I am in the hunt for a used horse trailer. (2 horse straight load bumper pull). Many moons ago I owned a 2 hbp and had normal sized horses 15-16 hand. I am looking at a 9' long bp trailer (from front of manger to butt bar) and can't work out if a larger horse over 16H will fit length wise. Or do I need to be looking for a longer trailer? 

How many inches Long (head to tail) is say a 16H to a 17H horse? I think a 16'3 + horse is going to be a bit tight but what do you think? 

If you could reply ASAP...that would be kindly appreciated...I have to make a decision tonight. I know, nothing like flying by the seat of your pants!


----------



## mnevans (Apr 13, 2014)

is there any way you can measure the length of your horse? then maybe add some extra length to you measurement just to be sure?


----------



## AQHSam (Nov 23, 2011)

What size blanket do you use? That is one way to tell. It's really not head to tail. It's center of breast bone to tail.


----------



## AQHSam (Nov 23, 2011)

Visit this website. I used it for my horse trailer decision and it is a good reference.

What is the Right Size Horse Trailer?


----------



## AQHSam (Nov 23, 2011)

I would think height is a bigger concern then length. How tall is the box?


----------



## Darrin (Jul 11, 2011)

Length is a concern. Both of my horses are the same height but one of them is a bit to long for my slant and rubs his tail going down the road while the other has plenty if room.
_Posted via Mobile Device_


----------



## horselovinguy (Oct 1, 2013)

_Length *is* a major consideration..._

With a fixed manger in front of the horse he will be reluctant to step all the way in tight with his chest to the front of the stall bar/partition. He needs head and neck room to truly fit comfortably.

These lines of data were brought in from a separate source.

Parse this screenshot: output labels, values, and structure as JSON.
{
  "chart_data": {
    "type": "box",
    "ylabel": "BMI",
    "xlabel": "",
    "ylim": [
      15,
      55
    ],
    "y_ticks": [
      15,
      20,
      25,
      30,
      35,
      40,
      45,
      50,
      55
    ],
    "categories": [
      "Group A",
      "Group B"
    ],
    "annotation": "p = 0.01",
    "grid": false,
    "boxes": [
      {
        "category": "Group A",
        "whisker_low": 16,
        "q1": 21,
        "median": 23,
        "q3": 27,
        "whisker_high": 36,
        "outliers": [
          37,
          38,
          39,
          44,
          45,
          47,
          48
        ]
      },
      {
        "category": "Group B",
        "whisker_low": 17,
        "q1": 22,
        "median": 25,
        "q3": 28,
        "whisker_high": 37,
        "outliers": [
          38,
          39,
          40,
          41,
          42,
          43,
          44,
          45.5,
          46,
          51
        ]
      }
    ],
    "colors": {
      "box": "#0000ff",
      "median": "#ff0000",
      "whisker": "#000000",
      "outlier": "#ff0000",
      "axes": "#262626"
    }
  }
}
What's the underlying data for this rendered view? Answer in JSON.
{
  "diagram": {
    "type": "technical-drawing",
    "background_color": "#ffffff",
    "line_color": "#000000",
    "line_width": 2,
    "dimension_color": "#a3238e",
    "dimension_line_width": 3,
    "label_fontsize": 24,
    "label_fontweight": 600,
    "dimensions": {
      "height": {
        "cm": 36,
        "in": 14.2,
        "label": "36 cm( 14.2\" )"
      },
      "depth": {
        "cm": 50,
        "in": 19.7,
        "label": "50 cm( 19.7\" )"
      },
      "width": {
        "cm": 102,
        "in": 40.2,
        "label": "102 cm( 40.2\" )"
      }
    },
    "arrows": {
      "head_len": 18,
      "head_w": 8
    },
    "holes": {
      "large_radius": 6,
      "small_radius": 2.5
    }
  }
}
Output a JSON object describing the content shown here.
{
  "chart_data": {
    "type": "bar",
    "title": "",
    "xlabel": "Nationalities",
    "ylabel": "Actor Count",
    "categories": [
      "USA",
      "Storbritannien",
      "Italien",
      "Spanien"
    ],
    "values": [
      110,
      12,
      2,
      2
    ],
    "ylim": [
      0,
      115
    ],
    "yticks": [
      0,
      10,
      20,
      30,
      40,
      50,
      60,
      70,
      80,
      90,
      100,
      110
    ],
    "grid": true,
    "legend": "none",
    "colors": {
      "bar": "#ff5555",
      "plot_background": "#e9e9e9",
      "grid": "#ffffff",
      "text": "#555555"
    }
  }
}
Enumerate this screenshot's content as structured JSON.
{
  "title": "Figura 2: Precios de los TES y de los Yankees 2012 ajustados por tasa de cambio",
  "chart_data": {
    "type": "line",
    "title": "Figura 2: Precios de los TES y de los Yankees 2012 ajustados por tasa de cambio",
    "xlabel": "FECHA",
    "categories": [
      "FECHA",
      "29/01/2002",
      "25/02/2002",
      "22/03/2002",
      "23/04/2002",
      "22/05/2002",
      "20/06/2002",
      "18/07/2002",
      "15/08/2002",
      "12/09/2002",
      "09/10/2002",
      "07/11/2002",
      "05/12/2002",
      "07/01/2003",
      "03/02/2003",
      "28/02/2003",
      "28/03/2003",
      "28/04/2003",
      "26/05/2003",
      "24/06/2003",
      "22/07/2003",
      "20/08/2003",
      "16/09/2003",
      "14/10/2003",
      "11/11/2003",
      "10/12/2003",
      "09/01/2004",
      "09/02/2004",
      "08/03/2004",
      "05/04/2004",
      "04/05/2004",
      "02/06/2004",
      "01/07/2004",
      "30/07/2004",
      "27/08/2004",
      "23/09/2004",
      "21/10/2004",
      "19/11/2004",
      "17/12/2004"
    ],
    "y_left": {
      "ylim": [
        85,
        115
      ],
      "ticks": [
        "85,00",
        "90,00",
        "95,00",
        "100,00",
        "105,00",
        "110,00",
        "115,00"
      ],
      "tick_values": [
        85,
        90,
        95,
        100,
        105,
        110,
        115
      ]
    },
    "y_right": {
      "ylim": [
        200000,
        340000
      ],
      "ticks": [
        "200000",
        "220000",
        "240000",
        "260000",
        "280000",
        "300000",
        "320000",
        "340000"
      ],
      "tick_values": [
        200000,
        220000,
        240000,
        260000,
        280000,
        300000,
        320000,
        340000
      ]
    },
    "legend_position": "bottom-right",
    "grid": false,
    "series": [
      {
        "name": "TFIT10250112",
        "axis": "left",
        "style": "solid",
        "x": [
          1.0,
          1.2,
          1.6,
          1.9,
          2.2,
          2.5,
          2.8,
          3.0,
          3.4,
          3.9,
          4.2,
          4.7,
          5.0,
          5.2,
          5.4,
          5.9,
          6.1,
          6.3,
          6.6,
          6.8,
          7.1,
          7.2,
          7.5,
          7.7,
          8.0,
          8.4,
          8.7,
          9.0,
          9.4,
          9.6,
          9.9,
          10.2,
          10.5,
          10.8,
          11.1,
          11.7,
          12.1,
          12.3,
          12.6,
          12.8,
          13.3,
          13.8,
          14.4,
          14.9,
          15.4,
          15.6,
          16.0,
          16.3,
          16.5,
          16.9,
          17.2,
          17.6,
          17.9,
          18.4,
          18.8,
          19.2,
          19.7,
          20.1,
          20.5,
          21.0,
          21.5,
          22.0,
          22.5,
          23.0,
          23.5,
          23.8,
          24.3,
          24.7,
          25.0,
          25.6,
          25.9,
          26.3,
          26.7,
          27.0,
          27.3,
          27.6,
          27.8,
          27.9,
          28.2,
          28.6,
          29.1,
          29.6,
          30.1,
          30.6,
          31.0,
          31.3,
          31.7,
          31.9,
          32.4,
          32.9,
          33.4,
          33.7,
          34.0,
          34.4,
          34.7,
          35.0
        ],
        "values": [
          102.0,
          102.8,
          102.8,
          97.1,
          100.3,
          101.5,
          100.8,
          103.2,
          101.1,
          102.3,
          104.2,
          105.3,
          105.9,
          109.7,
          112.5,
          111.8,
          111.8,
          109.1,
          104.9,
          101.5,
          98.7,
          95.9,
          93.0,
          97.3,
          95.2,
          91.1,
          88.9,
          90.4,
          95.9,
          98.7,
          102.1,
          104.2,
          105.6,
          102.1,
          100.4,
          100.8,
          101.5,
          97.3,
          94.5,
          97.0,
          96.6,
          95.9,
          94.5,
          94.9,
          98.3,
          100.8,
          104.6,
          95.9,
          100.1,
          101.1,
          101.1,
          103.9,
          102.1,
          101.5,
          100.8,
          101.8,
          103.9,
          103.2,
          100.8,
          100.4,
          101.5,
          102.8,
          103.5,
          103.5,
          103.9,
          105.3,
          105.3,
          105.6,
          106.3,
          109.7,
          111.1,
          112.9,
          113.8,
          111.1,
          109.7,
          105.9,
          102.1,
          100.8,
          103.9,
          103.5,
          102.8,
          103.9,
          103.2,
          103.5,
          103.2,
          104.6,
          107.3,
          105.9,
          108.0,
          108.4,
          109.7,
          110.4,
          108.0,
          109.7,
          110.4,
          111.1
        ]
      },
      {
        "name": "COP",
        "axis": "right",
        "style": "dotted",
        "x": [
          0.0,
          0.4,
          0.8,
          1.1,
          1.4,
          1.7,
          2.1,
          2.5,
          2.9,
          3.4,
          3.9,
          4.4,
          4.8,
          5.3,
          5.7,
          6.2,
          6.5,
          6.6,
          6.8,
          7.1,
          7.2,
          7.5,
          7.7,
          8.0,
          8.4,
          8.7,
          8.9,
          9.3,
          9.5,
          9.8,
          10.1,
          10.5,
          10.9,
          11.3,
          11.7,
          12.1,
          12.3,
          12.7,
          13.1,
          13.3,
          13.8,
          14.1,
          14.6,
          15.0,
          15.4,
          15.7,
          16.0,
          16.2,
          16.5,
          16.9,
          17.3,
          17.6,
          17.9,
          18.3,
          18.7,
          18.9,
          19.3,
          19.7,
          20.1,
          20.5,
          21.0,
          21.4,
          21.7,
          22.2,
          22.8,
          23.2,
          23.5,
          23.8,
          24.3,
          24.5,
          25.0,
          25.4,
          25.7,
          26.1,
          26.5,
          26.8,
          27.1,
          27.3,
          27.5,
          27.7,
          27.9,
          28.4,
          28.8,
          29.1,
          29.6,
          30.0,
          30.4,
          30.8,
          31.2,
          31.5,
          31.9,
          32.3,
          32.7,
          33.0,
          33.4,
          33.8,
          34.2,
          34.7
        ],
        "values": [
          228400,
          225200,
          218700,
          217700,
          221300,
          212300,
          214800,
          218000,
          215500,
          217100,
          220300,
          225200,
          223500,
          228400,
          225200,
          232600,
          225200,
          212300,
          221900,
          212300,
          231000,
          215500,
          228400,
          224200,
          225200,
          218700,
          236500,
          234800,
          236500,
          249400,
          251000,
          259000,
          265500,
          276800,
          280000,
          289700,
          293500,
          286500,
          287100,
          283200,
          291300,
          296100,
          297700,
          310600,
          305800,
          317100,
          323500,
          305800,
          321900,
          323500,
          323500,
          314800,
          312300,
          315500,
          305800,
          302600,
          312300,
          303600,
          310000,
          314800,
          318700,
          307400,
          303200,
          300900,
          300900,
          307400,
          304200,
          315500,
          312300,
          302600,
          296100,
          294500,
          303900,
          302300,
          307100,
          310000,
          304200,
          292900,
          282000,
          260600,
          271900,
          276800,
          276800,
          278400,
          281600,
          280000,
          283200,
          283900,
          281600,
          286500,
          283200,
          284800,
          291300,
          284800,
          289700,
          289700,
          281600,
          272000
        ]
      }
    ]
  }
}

If you are truly considering a 17 hand horse I would not consider anything less than a 7'6" head clearance and warmblood length which is longer than a standard stall and wider for the larger horses body proportions..

Happy shopping...


----------



## cwilko75 (Nov 12, 2013)

Thank you everyone...as you can telli have not bought a horse yet. Coming back to horses after a 15 year break to deal with career...now that I have that sorted I can have a horse again! And as I don't know what horse I will get ... I would like bigger as you can tell because I am very tall.


----------